There are roughly 100 such mostly self-declared entities around the world, many with fancy names and pretensions like the Islands of Refreshment, the Grand Duchy of Flandrensis, Aerican Empire, Kingdom of EnenKio, Conch Republic, and Celestia which claims to flourish somewhere in Space. About a third of them are or were in Australia where ‘His Majesty Prince Leonard I of Hutt’ and his son and heir, Prince Graeme, reigned over an unrecognized 75-sq-km principality north of Perth with a population of 23. Prince Leonard designed his own medal-covered royal cloak, declared war on Australia in 1977, and a few days later claimed for his principality the full respect due under the Geneva Treaty Convention to a nation undefeated in war. During its 50 years, Hutt issued postage stamps, currency and passports.
The only nation of the mind to arouse fears of international conflict was the Free Territory of Freedomland in the Spratly Islands from 1956 to 1974. Its provocative name did not then invite a sharp and swift reprisal from Beijing. Instead, it was the former Philippine president, Ferdinand Marcos, who forced Tomás Arbolente Cloma, the Filipino lawyer and businessman who founded Freedomland, to sign over to Manila the rights he claimed over the islands. However, the rough treatment Cloma also received from the Taiwanese confirmed that when it comes to territory (Tibet, for instance), there is nothing to choose between Taiwan and China, which eventually seized the islands and snuffed out Freedomland’s freedom.
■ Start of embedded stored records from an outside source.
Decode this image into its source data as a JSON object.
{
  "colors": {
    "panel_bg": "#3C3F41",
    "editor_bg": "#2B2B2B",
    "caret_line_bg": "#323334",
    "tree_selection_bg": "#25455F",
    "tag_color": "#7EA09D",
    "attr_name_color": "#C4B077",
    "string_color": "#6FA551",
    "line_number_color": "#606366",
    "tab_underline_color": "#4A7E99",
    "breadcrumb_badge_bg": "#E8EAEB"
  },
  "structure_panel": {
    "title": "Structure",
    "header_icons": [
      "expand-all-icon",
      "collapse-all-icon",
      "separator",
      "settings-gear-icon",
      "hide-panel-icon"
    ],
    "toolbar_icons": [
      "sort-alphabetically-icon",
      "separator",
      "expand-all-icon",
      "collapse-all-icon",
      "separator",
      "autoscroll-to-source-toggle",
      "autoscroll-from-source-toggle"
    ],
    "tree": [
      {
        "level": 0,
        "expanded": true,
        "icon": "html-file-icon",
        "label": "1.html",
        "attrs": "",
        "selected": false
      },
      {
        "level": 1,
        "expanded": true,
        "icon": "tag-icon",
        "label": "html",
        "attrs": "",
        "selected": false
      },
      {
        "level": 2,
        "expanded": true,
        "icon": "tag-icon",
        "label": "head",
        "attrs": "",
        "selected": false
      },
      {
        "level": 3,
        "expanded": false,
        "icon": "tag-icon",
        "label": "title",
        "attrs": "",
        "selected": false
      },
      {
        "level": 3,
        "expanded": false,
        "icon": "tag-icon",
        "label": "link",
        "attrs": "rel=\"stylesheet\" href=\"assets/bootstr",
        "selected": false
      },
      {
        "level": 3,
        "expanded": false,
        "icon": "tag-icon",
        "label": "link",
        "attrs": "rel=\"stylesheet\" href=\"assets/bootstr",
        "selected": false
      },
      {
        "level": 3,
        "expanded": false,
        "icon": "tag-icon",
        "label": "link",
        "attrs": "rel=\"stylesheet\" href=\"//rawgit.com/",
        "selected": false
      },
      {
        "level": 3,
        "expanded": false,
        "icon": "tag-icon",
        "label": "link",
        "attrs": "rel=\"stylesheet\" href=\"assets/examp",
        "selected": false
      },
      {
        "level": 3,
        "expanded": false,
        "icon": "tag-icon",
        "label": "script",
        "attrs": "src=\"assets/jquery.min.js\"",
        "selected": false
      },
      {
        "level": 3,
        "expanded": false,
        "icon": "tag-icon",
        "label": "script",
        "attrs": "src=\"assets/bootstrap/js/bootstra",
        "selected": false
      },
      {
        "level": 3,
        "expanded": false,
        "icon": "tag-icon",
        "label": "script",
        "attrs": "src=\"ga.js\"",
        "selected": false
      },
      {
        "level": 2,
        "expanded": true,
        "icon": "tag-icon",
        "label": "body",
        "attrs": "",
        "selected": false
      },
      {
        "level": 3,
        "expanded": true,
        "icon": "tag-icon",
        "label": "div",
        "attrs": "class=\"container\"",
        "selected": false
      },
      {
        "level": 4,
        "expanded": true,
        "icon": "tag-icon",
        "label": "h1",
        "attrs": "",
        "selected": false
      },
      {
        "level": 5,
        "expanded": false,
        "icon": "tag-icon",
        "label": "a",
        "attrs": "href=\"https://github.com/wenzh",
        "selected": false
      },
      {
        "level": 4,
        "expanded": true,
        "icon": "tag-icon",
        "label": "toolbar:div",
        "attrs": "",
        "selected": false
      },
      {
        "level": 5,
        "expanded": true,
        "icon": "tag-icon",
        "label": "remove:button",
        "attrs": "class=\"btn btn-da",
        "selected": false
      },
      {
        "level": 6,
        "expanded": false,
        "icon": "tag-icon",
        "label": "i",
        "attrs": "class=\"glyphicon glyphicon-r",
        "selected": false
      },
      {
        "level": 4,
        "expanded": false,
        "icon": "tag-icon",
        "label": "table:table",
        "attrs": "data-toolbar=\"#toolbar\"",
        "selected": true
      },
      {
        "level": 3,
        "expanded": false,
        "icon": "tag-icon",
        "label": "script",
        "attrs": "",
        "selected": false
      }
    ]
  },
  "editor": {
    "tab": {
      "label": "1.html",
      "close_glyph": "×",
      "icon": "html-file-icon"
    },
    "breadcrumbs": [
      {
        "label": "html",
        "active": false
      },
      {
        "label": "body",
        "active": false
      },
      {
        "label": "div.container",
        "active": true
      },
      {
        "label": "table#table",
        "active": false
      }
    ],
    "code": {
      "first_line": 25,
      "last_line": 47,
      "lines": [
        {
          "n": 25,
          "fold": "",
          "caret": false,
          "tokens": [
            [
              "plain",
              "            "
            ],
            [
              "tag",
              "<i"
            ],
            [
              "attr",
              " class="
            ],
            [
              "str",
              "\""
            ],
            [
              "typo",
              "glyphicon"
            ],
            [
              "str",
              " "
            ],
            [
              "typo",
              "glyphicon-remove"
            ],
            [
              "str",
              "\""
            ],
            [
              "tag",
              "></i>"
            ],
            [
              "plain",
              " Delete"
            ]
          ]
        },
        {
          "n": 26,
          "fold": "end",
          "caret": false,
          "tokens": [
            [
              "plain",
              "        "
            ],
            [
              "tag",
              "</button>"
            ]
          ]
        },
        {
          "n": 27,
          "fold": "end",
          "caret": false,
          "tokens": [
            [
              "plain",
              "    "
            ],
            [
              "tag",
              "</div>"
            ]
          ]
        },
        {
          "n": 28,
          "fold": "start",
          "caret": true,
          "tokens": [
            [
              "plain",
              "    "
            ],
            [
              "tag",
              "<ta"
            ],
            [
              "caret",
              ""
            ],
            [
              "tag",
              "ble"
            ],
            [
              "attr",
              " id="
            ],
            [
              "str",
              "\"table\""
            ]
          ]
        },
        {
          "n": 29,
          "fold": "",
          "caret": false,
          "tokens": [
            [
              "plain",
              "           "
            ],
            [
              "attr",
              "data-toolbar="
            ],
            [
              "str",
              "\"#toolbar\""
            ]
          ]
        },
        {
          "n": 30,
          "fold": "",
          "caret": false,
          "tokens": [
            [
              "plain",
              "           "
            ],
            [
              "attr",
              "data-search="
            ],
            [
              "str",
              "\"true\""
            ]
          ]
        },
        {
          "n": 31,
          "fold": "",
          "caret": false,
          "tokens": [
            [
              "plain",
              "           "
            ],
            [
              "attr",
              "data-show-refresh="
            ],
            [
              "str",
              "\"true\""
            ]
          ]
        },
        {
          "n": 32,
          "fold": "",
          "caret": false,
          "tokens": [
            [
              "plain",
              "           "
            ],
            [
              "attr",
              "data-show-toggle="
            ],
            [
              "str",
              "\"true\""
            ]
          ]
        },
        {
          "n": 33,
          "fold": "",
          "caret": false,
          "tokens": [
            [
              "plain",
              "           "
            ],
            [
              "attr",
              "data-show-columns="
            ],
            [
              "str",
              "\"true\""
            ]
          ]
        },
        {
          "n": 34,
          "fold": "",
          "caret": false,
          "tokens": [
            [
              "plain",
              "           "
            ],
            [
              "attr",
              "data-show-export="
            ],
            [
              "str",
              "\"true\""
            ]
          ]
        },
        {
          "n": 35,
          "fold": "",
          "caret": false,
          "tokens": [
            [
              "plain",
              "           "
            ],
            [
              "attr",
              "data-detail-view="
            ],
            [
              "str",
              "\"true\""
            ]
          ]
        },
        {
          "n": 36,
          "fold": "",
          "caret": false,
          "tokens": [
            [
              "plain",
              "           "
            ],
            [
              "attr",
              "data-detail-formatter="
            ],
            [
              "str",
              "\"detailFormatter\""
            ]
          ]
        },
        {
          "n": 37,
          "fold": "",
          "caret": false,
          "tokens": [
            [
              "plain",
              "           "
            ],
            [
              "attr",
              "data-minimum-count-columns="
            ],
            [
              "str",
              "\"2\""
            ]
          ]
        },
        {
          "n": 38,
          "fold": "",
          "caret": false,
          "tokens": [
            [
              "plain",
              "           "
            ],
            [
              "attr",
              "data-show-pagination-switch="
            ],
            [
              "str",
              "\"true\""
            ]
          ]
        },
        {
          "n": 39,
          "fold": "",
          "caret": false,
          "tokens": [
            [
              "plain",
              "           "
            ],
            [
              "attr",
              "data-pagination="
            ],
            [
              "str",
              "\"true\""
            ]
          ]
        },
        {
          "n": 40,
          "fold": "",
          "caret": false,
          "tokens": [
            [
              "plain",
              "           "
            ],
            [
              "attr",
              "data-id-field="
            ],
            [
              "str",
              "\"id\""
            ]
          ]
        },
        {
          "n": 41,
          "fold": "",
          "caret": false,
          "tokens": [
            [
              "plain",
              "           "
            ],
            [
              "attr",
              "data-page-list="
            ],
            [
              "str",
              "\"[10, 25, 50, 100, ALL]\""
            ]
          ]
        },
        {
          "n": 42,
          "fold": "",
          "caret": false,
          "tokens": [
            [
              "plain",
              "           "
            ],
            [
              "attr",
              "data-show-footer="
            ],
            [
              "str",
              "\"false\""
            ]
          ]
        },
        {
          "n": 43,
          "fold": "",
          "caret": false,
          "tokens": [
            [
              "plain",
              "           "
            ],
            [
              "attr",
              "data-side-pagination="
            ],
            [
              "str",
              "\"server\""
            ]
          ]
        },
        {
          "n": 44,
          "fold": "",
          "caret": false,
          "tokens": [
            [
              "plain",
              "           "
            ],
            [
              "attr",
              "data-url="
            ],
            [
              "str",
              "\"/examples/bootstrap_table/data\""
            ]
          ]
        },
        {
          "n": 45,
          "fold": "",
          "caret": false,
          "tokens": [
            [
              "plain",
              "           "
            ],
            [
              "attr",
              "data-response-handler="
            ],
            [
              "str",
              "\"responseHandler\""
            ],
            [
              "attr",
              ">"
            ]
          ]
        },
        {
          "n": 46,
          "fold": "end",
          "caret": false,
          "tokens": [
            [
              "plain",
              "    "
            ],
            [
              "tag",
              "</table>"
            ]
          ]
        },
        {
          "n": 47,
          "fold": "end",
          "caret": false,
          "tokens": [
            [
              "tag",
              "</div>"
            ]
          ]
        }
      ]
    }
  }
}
Possession being nine-tenths of the law, China sees no need to bother with irrelevancies like legal niceties. In Europe, too, it supports Russia’s invasion of Ukraine. Sadly, a nation that prides itself on being the world’s largest democracy is also a party to this murder of the new world order that the end of history had supposedly ushered in and a return to the legalized law of the jungle symbolized by what historians called the grab for Africa. India may learn to its cost that its action opens the way for foreign intervention in all secessionist uprisings.